Project Engineering Solutions are outlined as followed:

Rock Fall Protection Measures

The design of rockfall protection measures involved sophisticated, three-dimensional computer modelling of the topography assessment of mountain and location of boulders on the slopes and cliffs above the road to predict the associated rockfall patterns.

It predicted the location, trajectory, frequency, bounce height and energy of falling rocks along route on a statistical basis, while working conditions were challenging with up to 11 different mobile cranes being deployed. Helicopters and abseilers were also used to complete the work in inaccessible locations.

Terrain Modelling

Engineers, along with Swiss specialists utilised a digital terrain model to generate three-dimensional simulations of rockfalls.

Half Tunnel

The 155m half tunnel was built at the base of Chapman’s Peak, while the overhanging rock-mass is supported by 95t rock anchors. The soffit and side walls are supported by 150mm thick steel reinforced shotcrete lining.

Rock Shelters

Building a concrete canopy ensured that any rocks that do fall off the mountain will land close to the old rock-faced guard wall, as traffic moves safely under the canopy.

Concrete impact protection canopies were constructed at two locations where sandstone cliffs extend to more than 400m above the road. These structures arch over the road and protect it by intercepting rock fall.

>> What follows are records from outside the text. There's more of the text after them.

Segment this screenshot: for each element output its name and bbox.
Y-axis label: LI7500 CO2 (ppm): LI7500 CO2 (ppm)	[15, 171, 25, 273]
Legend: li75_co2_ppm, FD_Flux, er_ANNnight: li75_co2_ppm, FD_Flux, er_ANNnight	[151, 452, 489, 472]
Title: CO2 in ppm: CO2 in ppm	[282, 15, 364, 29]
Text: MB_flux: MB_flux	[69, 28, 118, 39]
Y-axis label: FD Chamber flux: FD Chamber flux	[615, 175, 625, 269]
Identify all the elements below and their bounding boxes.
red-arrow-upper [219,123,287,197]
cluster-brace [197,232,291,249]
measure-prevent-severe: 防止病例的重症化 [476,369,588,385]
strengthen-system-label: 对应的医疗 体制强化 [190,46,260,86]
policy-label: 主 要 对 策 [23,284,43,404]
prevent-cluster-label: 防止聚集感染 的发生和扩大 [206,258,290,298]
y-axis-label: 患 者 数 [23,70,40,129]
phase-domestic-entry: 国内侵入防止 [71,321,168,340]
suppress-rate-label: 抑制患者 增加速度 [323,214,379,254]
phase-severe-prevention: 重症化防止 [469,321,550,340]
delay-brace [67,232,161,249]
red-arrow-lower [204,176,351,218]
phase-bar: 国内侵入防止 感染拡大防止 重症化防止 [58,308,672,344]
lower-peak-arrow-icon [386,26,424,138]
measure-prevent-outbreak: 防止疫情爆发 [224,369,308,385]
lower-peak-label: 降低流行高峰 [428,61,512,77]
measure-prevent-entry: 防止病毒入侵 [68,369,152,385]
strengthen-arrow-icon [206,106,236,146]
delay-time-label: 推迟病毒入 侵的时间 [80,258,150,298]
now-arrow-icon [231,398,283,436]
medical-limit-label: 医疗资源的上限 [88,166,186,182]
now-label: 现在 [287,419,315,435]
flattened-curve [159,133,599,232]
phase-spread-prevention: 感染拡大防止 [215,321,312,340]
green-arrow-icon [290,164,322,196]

A 40m long curved cantilever canopy, arching over both lanes was built on a tight bend at the confluence of three gullies.

In addition, a portal canopy coincides with the highest predicted rockfall energies and the structure is free of the cliff face, which is supported from behind by tapered columns.

Catch Fences

The website explains that catch fences is a new, sophisticated Swiss design which consists of interlocking rings of high tensile wire designed to trap rocks as they fall, and are anchored into the rock with steel wire ropes.

The 21st-century cutting-edge construction processes, together with the determination of the early 1920s when the original drive was built, has resulted in this project showcasing the amazing expertise of South African engineering.